2027 UEFA Women's Under-17 Championship

Tournament details
- Host country: Finland
- Dates: 9–22 May
- Teams: 8 (from 1 confederation)

Tournament statistics
- Attendance: 0

= 2027 UEFA Women's Under-17 Championship =

The 2027 UEFA Women's Under-17 Championship will be the 18th edition of the UEFA Women's Under-17 Championship, the annual international youth football championship organised by UEFA for the women's under-17 national teams of Europe. Finland will be hosting the tournament. A total of eight teams will be playing in the tournament, with players born on or after 1 January 2010 eligible to participate.

This tournament will also act as UEFA's qualifier for the 2027 FIFA U-17 Women's World Cup in Morocco, with top five teams qualifying as the UEFA representatives.

==Qualification==

50 (out of 55) UEFA nations entered the qualifying competition, with the hosts Finland also competing despite already qualifying automatically, and seven teams qualified for the final tournament at the end of round 2 to join the hosts.

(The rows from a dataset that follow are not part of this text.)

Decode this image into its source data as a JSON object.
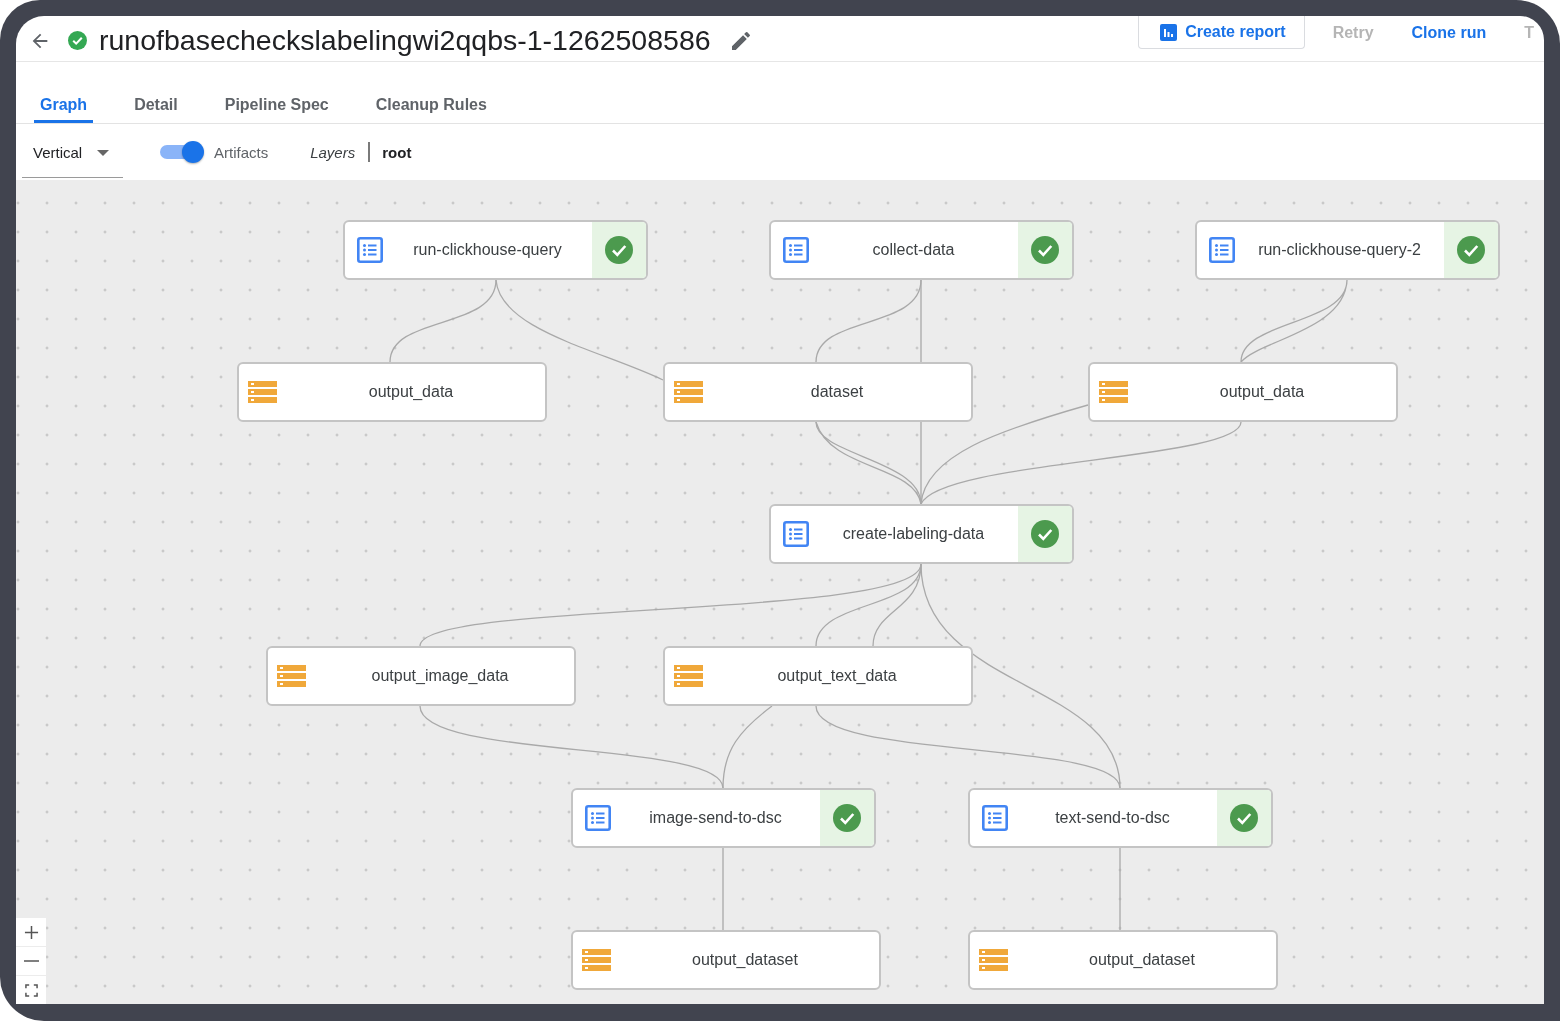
{
  "run": {
    "title": "runofbasecheckslabelingwi2qqbs-1-1262508586",
    "succeeded": true
  },
  "actions": [
    {
      "label": "Create report",
      "kind": "outlined",
      "disabled": false
    },
    {
      "label": "Retry",
      "kind": "text",
      "disabled": true
    },
    {
      "label": "Clone run",
      "kind": "text",
      "disabled": false
    },
    {
      "label": "T",
      "kind": "text",
      "disabled": true
    }
  ],
  "tabs": [
    {
      "label": "Graph",
      "selected": true
    },
    {
      "label": "Detail",
      "selected": false
    },
    {
      "label": "Pipeline Spec",
      "selected": false
    },
    {
      "label": "Cleanup Rules",
      "selected": false
    }
  ],
  "toolbar": {
    "layout": {
      "value": "Vertical"
    },
    "artifacts": {
      "label": "Artifacts",
      "on": true
    },
    "layers": {
      "label": "Layers",
      "value": "root"
    }
  },
  "graph": {
    "nodes": [
      {
        "kind": "execution",
        "label": "run-clickhouse-query",
        "succeeded": true
      },
      {
        "kind": "execution",
        "label": "collect-data",
        "succeeded": true
      },
      {
        "kind": "execution",
        "label": "run-clickhouse-query-2",
        "succeeded": true
      },
      {
        "kind": "artifact",
        "label": "output_data"
      },
      {
        "kind": "artifact",
        "label": "dataset"
      },
      {
        "kind": "artifact",
        "label": "output_data"
      },
      {
        "kind": "execution",
        "label": "create-labeling-data",
        "succeeded": true
      },
      {
        "kind": "artifact",
        "label": "output_image_data"
      },
      {
        "kind": "artifact",
        "label": "output_text_data"
      },
      {
        "kind": "execution",
        "label": "image-send-to-dsc",
        "succeeded": true
      },
      {
        "kind": "execution",
        "label": "text-send-to-dsc",
        "succeeded": true
      },
      {
        "kind": "artifact",
        "label": "output_dataset"
      },
      {
        "kind": "artifact",
        "label": "output_dataset"
      }
    ]
  }
}
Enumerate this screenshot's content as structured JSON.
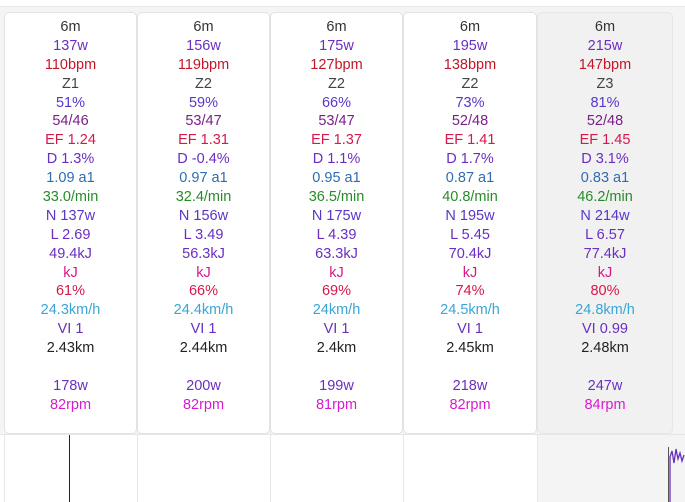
{
  "colors": {
    "duration": "#333333",
    "power": "#6a2fc0",
    "hr": "#c4162a",
    "zone": "#444444",
    "percent": "#5a35c8",
    "ratio": "#7a1f8a",
    "ef": "#d6184a",
    "drift": "#6a2fc0",
    "alpha": "#2f6db0",
    "cadence_rate": "#2a8a2a",
    "np": "#5a35c8",
    "load": "#6a2fc0",
    "work": "#6a2fc0",
    "kj": "#d6188a",
    "intensity": "#d6184a",
    "speed": "#3aa5d6",
    "vi": "#6a2fc0",
    "distance": "#222222",
    "avg_power": "#6a2fc0",
    "rpm": "#d81bd0"
  },
  "intervals": [
    {
      "duration": "6m",
      "power": "137w",
      "hr": "110bpm",
      "zone": "Z1",
      "percent": "51%",
      "ratio": "54/46",
      "ef": "EF 1.24",
      "drift": "D 1.3%",
      "alpha": "1.09 a1",
      "cadence_rate": "33.0/min",
      "np": "N 137w",
      "load": "L 2.69",
      "work": "49.4kJ",
      "kj": "kJ",
      "intensity": "61%",
      "speed": "24.3km/h",
      "vi": "VI 1",
      "distance": "2.43km",
      "avg_power": "178w",
      "rpm": "82rpm"
    },
    {
      "duration": "6m",
      "power": "156w",
      "hr": "119bpm",
      "zone": "Z2",
      "percent": "59%",
      "ratio": "53/47",
      "ef": "EF 1.31",
      "drift": "D -0.4%",
      "alpha": "0.97 a1",
      "cadence_rate": "32.4/min",
      "np": "N 156w",
      "load": "L 3.49",
      "work": "56.3kJ",
      "kj": "kJ",
      "intensity": "66%",
      "speed": "24.4km/h",
      "vi": "VI 1",
      "distance": "2.44km",
      "avg_power": "200w",
      "rpm": "82rpm"
    },
    {
      "duration": "6m",
      "power": "175w",
      "hr": "127bpm",
      "zone": "Z2",
      "percent": "66%",
      "ratio": "53/47",
      "ef": "EF 1.37",
      "drift": "D 1.1%",
      "alpha": "0.95 a1",
      "cadence_rate": "36.5/min",
      "np": "N 175w",
      "load": "L 4.39",
      "work": "63.3kJ",
      "kj": "kJ",
      "intensity": "69%",
      "speed": "24km/h",
      "vi": "VI 1",
      "distance": "2.4km",
      "avg_power": "199w",
      "rpm": "81rpm"
    },
    {
      "duration": "6m",
      "power": "195w",
      "hr": "138bpm",
      "zone": "Z2",
      "percent": "73%",
      "ratio": "52/48",
      "ef": "EF 1.41",
      "drift": "D 1.7%",
      "alpha": "0.87 a1",
      "cadence_rate": "40.8/min",
      "np": "N 195w",
      "load": "L 5.45",
      "work": "70.4kJ",
      "kj": "kJ",
      "intensity": "74%",
      "speed": "24.5km/h",
      "vi": "VI 1",
      "distance": "2.45km",
      "avg_power": "218w",
      "rpm": "82rpm"
    },
    {
      "duration": "6m",
      "power": "215w",
      "hr": "147bpm",
      "zone": "Z3",
      "percent": "81%",
      "ratio": "52/48",
      "ef": "EF 1.45",
      "drift": "D 3.1%",
      "alpha": "0.83 a1",
      "cadence_rate": "46.2/min",
      "np": "N 214w",
      "load": "L 6.57",
      "work": "77.4kJ",
      "kj": "kJ",
      "intensity": "80%",
      "speed": "24.8km/h",
      "vi": "VI 0.99",
      "distance": "2.48km",
      "avg_power": "247w",
      "rpm": "84rpm"
    }
  ]
}
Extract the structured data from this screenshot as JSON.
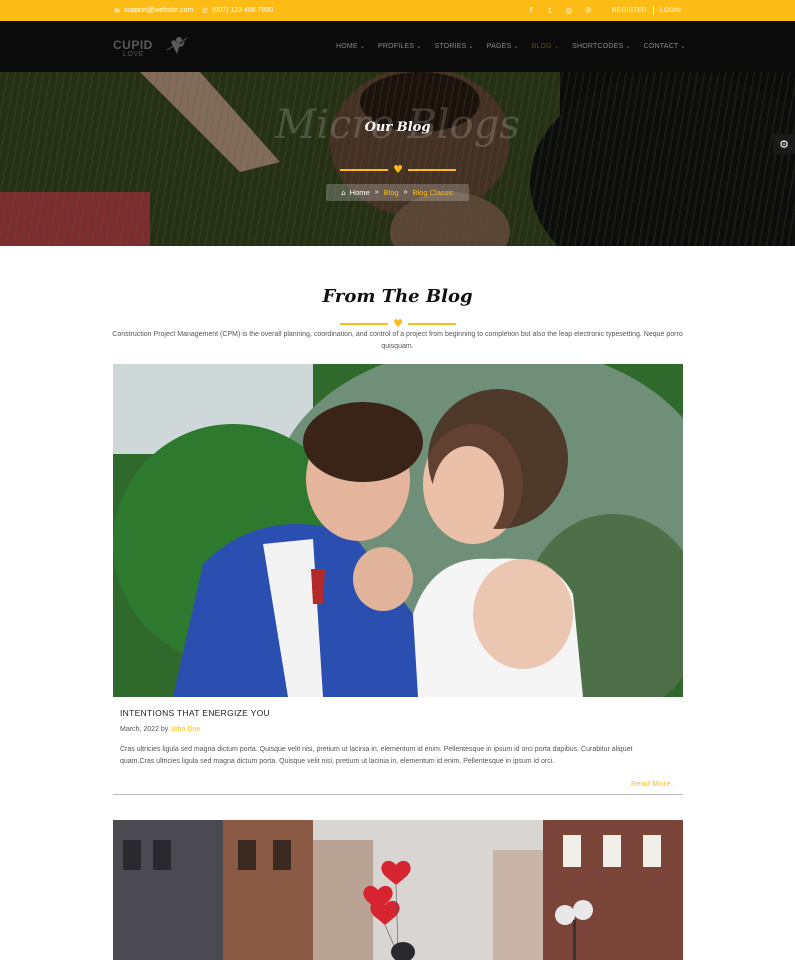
{
  "topbar": {
    "email": "support@website.com",
    "phone": "(007) 123 456 7890",
    "social": [
      {
        "icon": "facebook-icon",
        "glyph": "f"
      },
      {
        "icon": "twitter-icon",
        "glyph": "t"
      },
      {
        "icon": "instagram-icon",
        "glyph": "◎"
      },
      {
        "icon": "pinterest-icon",
        "glyph": "℗"
      }
    ],
    "register_label": "REGISTER",
    "login_label": "LOGIN"
  },
  "navbar": {
    "logo_main": "CUPID",
    "logo_sub": "LOVE",
    "menu": [
      {
        "label": "HOME",
        "active": false
      },
      {
        "label": "PROFILES",
        "active": false
      },
      {
        "label": "STORIES",
        "active": false
      },
      {
        "label": "PAGES",
        "active": false
      },
      {
        "label": "BLOG",
        "active": true
      },
      {
        "label": "SHORTCODES",
        "active": false
      },
      {
        "label": "CONTACT",
        "active": false
      }
    ]
  },
  "hero": {
    "bg_text": "Micro Blogs",
    "title": "Our Blog",
    "breadcrumb": {
      "home": "Home",
      "blog": "Blog",
      "current": "Blog Classic"
    }
  },
  "section": {
    "title": "From The Blog",
    "description": "Construction Project Management (CPM) is the overall planning, coordination, and control of a project from beginning to completion but also the leap electronic typesetting. Neque porro quisquam."
  },
  "post": {
    "title": "INTENTIONS THAT ENERGIZE YOU",
    "date": "March, 2022 by",
    "author": "John Doe",
    "excerpt": "Cras ultricies ligula sed magna dictum porta. Quisque velit nisi, pretium ut lacinia in, elementum id enim. Pellentesque in ipsum id orci porta dapibus. Curabitur aliquet quam.Cras ultricies ligula sed magna dictum porta. Quisque velit nisi, pretium ut lacinia in, elementum id enim. Pellentesque in ipsum id orci.",
    "read_more": "Read More.."
  },
  "colors": {
    "accent": "#fdbb15",
    "navbar_bg": "#0b0b0b",
    "text": "#555555"
  }
}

| Team | Method of qualification | Appearance | Last appearance | Previous best performance |
|---|---|---|---|---|
| Finland | Hosts | 3rd | 2022 | Third place (2018) |

==Qualified teams for FIFA U-17 Women's World Cup==
The following three teams from UEFA qualified for the 2027 FIFA U-17 Women's World Cup in Morocco.

| Team | Qualified on | Previous appearances in FIFA U-17 Women's World Cup^{1} |
|---|---|---|

^{1} Bold indicates champions for that year. Italic indicates hosts for that year.